Mme Bacon: M. le Président, avant de donner ma réponse, je serais tentée de dire au député de Lafontaine qu'il serait peut-être profitable pour lui d'aller faire un tour en Colombie-Britannique et voir le déficit d'au-delà de $100 millions qu'ils auront à payer au cours de l'année qui vient. C'est cela un régime étatique, M. le Président.

Maintenant, pour revenir à la hausse des primes d'assurance-automobile, habituellement les compagnies d'assurance ont la courtoisie d'informer le surintendant des assurances de mon ministère concernant toute hausse de primes qui serait envisagée. Jusqu'à aujourd'hui, nous n'avons pas été informés par les compagnies d'assurance d'une possibilité de hausse du taux des primes d'assurance, spécialement des assurances-automobile.

Quant aux mesures, s'il y avait une hausse de taux, c'est purement hypothétique pour le moment puisque nous ne sommes pas informés par les compagnies de cette hausse.

M. Léger: M. le Président, puis-je rappeler au ministre que le ministre précédent m'avait dit la même chose et que les hausses sont arrivées? Alors, pour prévenir ces hausses que je lui annonce parce que je me suis informé, est-ce que le ministre a l'intention, au moins, s'il ne veut pas geler les primes d'assurance-automobile, de se donner immédiatement, avant la fin de la session, des pouvoirs de rendre obligatoire une approbation préalable du gouvernement avant que les compagnies augmentent d'elles-mêmes leur taux pendant cette période de contrainte, d'austérité et de restriction que nous imposent les lois de M. Trudeau et du gouvernement Bourassa?

Mme Bacon: M. le Président, j'ai lu les mêmes journaux que le député de Lafontaine, c'est par ces journaux qu'on apprend la hausse du taux des primes d'assurance. J'attends, encore une fois, que les compagnies d'assurance nous en informent, avant de faire quelque commentaire que ce soit. Si toutefois il y avait des mesures à prendre, je pense que ce n'est pas au gouvernement de fixer le taux des primes. Nous n'en sommes pas encore rendus à un régime étatique.

Le Président: Dernière question additionnelle.
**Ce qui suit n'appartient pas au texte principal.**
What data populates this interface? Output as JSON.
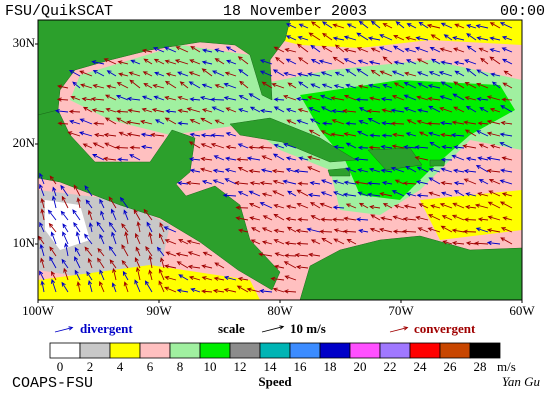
{
  "header": {
    "product": "FSU/QuikSCAT",
    "date": "18 November 2003",
    "time": "00:00"
  },
  "map": {
    "lon_lim": [
      -100,
      -60
    ],
    "lat_lim": [
      4.4,
      32.4
    ],
    "lat_ticks": [
      {
        "value": 30,
        "label": "30N"
      },
      {
        "value": 20,
        "label": "20N"
      },
      {
        "value": 10,
        "label": "10N"
      }
    ],
    "lon_ticks": [
      {
        "value": -100,
        "label": "100W"
      },
      {
        "value": -90,
        "label": "90W"
      },
      {
        "value": -80,
        "label": "80W"
      },
      {
        "value": -70,
        "label": "70W"
      },
      {
        "value": -60,
        "label": "60W"
      }
    ]
  },
  "legend": {
    "divergent": "divergent",
    "scale": "scale",
    "scale_value": "10 m/s",
    "convergent": "convergent"
  },
  "colorbar": {
    "ticks": [
      0,
      2,
      4,
      6,
      8,
      10,
      12,
      14,
      16,
      18,
      20,
      22,
      24,
      26,
      28
    ],
    "unit": "m/s",
    "label": "Speed",
    "colors": [
      "#ffffff",
      "#c8c8c8",
      "#ffff00",
      "#ffc0c0",
      "#a0f0a0",
      "#00ee00",
      "#8c8c8c",
      "#00b4b4",
      "#3c8cff",
      "#0000c8",
      "#ff50ff",
      "#a078ff",
      "#ff0000",
      "#c84600",
      "#000000"
    ]
  },
  "footer": {
    "credit": "COAPS-FSU",
    "author": "Yan Gu"
  }
}
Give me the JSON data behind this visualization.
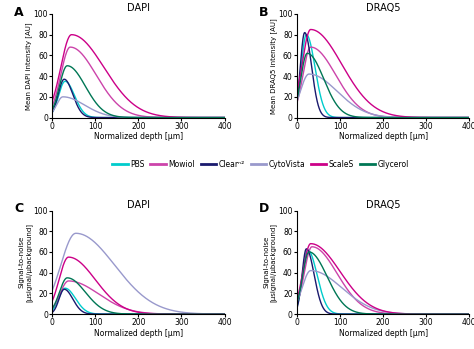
{
  "title_A": "DAPI",
  "title_B": "DRAQ5",
  "title_C": "DAPI",
  "title_D": "DRAQ5",
  "xlabel": "Normalized depth [μm]",
  "xlim": [
    0,
    400
  ],
  "ylim_AB": [
    0,
    100
  ],
  "ylim_CD": [
    0,
    100
  ],
  "legend_labels": [
    "PBS",
    "Mowiol",
    "Clearⁿ²",
    "CytoVista",
    "ScaleS",
    "Glycerol"
  ],
  "legend_colors": [
    "#00CCCC",
    "#CC44AA",
    "#1a1a6e",
    "#9999CC",
    "#CC0088",
    "#007755"
  ],
  "background_color": "#ffffff",
  "lw": 1.0
}
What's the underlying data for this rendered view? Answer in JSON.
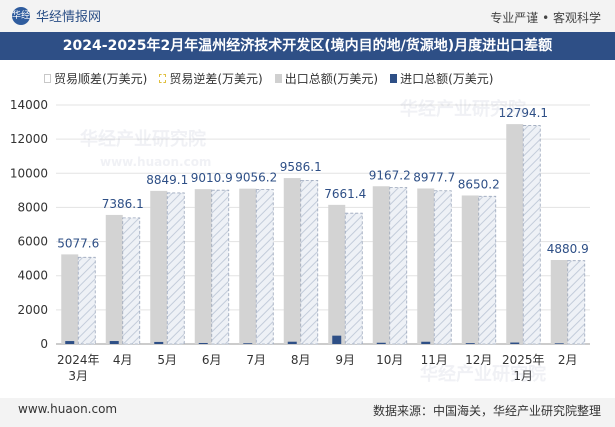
{
  "header": {
    "site_name": "华经情报网",
    "logo_text": "华经",
    "tagline": "专业严谨 • 客观科学"
  },
  "title_bar": {
    "title": "2024-2025年2月年温州经济技术开发区(境内目的地/货源地)月度进出口差额"
  },
  "legend": {
    "surplus": "贸易顺差(万美元)",
    "deficit": "贸易逆差(万美元)",
    "export": "出口总额(万美元)",
    "import": "进口总额(万美元)"
  },
  "watermarks": {
    "primary": "华经产业研究院",
    "url": "www.huaon.com"
  },
  "footer": {
    "url": "www.huaon.com",
    "source": "数据来源：中国海关，华经产业研究院整理"
  },
  "colors": {
    "header_bg": "#2e4f86",
    "export_bar": "#d3d3d3",
    "surplus_bar": "#dce3ee",
    "import_bar": "#2e4f86"
  },
  "chart_data": {
    "type": "bar",
    "title": "2024-2025年2月年温州经济技术开发区(境内目的地/货源地)月度进出口差额",
    "xlabel": "",
    "ylabel": "",
    "ylim": [
      0,
      14000
    ],
    "yticks": [
      0,
      2000,
      4000,
      6000,
      8000,
      10000,
      12000,
      14000
    ],
    "categories": [
      [
        "2024年",
        "3月"
      ],
      [
        "4月"
      ],
      [
        "5月"
      ],
      [
        "6月"
      ],
      [
        "7月"
      ],
      [
        "8月"
      ],
      [
        "9月"
      ],
      [
        "10月"
      ],
      [
        "11月"
      ],
      [
        "12月"
      ],
      [
        "2025年",
        "1月"
      ],
      [
        "2月"
      ]
    ],
    "series": [
      {
        "name": "贸易顺差(万美元)",
        "values": [
          5077.6,
          7386.1,
          8849.1,
          9010.9,
          9056.2,
          9586.1,
          7661.4,
          9167.2,
          8977.7,
          8650.2,
          12794.1,
          4880.9
        ]
      },
      {
        "name": "贸易逆差(万美元)",
        "values": [
          0,
          0,
          0,
          0,
          0,
          0,
          0,
          0,
          0,
          0,
          0,
          0
        ]
      },
      {
        "name": "出口总额(万美元)",
        "values": [
          5250,
          7560,
          8970,
          9070,
          9100,
          9720,
          8150,
          9240,
          9110,
          8700,
          12880,
          4920
        ]
      },
      {
        "name": "进口总额(万美元)",
        "values": [
          172.4,
          173.9,
          120.9,
          59.1,
          43.8,
          133.9,
          488.6,
          72.8,
          132.3,
          49.8,
          85.9,
          39.1
        ]
      }
    ],
    "data_labels": [
      "5077.6",
      "7386.1",
      "8849.1",
      "9010.9",
      "9056.2",
      "9586.1",
      "7661.4",
      "9167.2",
      "8977.7",
      "8650.2",
      "12794.1",
      "4880.9"
    ],
    "grid": true,
    "legend_position": "top"
  }
}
M. Léger: Est-ce que le ministre peut nous dire s'il a l'intention de prendre des mesures pour forcer les compagnies d'assurance à accepter d'assurer les catégories de conducteurs qui sont classés comme plus risquées, comme les moins de 25 ans, étant donné qu'il devient de plus en plus difficile de trouver de l'assurance pour ces groupes, même s'ils payent des primes scandaleusement élevées?
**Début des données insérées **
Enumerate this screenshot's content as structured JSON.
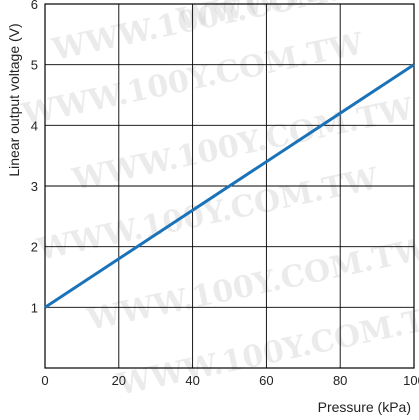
{
  "chart_data": {
    "type": "line",
    "title": "",
    "xlabel": "Pressure (kPa)",
    "ylabel": "Linear output voltage (V)",
    "xlim": [
      0,
      100
    ],
    "ylim": [
      0,
      6
    ],
    "x_ticks": [
      0,
      20,
      40,
      60,
      80,
      100
    ],
    "y_ticks": [
      1,
      2,
      3,
      4,
      5,
      6
    ],
    "grid": true,
    "legend": "none",
    "series": [
      {
        "color": "#1a72b8",
        "x": [
          0,
          100
        ],
        "y": [
          1.0,
          5.0
        ]
      }
    ],
    "watermark": "WWW.100Y.COM.TW"
  }
}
Le Président: Je vous ai laissé poser votre question, mais il ne faudrait pas oublier qu'il y a un projet de loi au feuilleton qui y touche. J'ai laissé la première partie, mais, quant à la dernière partie, je crois que le projet de loi couvre l'assurance obligatoire.

M. Léger: M. le Président, est-ce que je peux faire remarquer que c'est un projet de loi qui est ni du gouvernement, ni d'un parti? A ce moment-là c'est un député qui peut prendre un mercredi d'un parti, ou le projet va-t-il être présenté par le gouvernement? Je ne le sais pas, alors c'est pour cela que j'ai posé la question.
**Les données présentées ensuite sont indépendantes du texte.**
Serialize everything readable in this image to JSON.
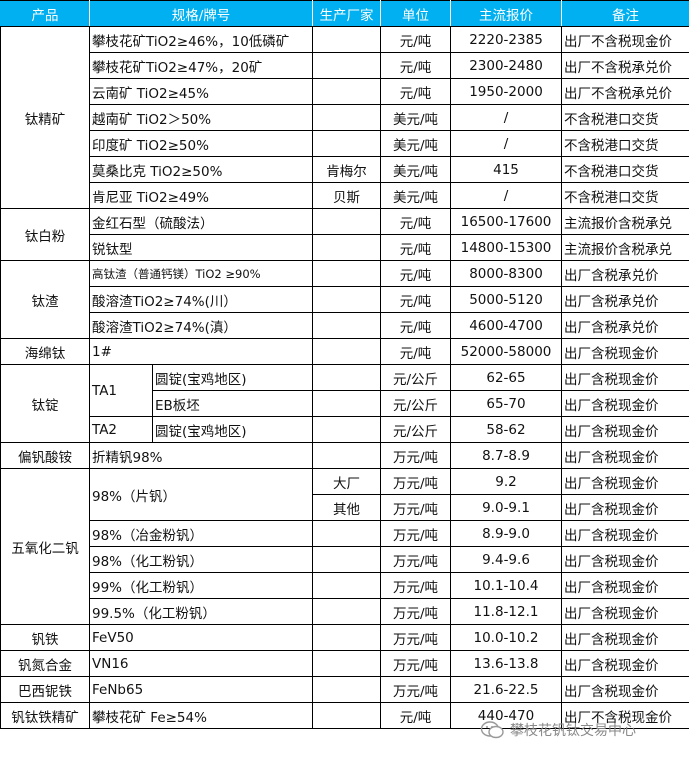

Le Président: Vous avez une question supplémentaire, il n'y a pas...

M. Léger: Est-ce que le ministre peut répondre à ma question?

Mme Bacon: M. le Président, dans les cas où il y a les hausses de taux, pour des cas à risques élevés, si on peut les appeler ainsi, il y a toujours des taux plus élevés pour les gens qui font plus d'accidents. C'est cela que le député veut savoir?

M. Léger: Ceux qu'on refuse d'assurer, j'ai dit, parce qu'ils étaient des mauvais risques.

Mme Bacon: Ce n'est pas à l'Etat de dicter la conduite des compagnies d'assurance. Encore une fois, et je dois le redire, nous ne sommes pas dans un régime étatique. Ce n'est pas un monopole que nous voulons obtenir comme gouvernement et c'est encore l'entreprise privée, je pense, qui doit faire son coût.

M. Léger: Défendez-vous les consommateurs et les assurés ou si vous défendez les avocats et les courtiers? Voyons donc! Voyons donc!

Le Président: Le député de Beauce-Sud. Dernière question additionnelle.

M. Roy: M. le Président, je pense que le ministre oublie que l'assurance-automobile est quand même un service public.

Le Président: Question.

M. Roy: Oui, c'est quand même un service public, M. le Président. J'aimerais demander au nouveau ministre des Consommateurs, Coopératives et Institutions financières, si on songe, au ministère, à instituer ou à doter le gouvernement d'un organisme susceptible d'examiner les hausses de tarifs des compagnies d'assurance lorsqu'elles sont demandées par les compagnies, de la même façon qu'on oblige les compagnies de téléphone et autres compagnies d'utilité publique à s'adresser au gouvernement avant de soumettre la hausse de tarif, pour que le gouvernement puisse examiner l'à-propos de ces demandes et voir à ce que le public soit protégé.

Mme Bacon: M. le Président, quand le gouvernement aura pris des décisions, il les annoncera.

Le Président: Dernière question supplémentaire.

M. Morin: Une question supplémentaire. J'aimerais demander au ministre s'il a l'intention de s'assurer que les augmentations de primes, dans le domaine de l'assurance-automobile, seront conformes aux directives prévues par le bill C-73 et par les indicateurs ou les règlements qui sont prévus au projet de loi no 64 qui est devant la Chambre en ce moment et qui porte sur les mesures anti-inflationnistes. Allez-vous vous assurer, au moins, que c'est contrôlé par les mesures antiinflationnistes?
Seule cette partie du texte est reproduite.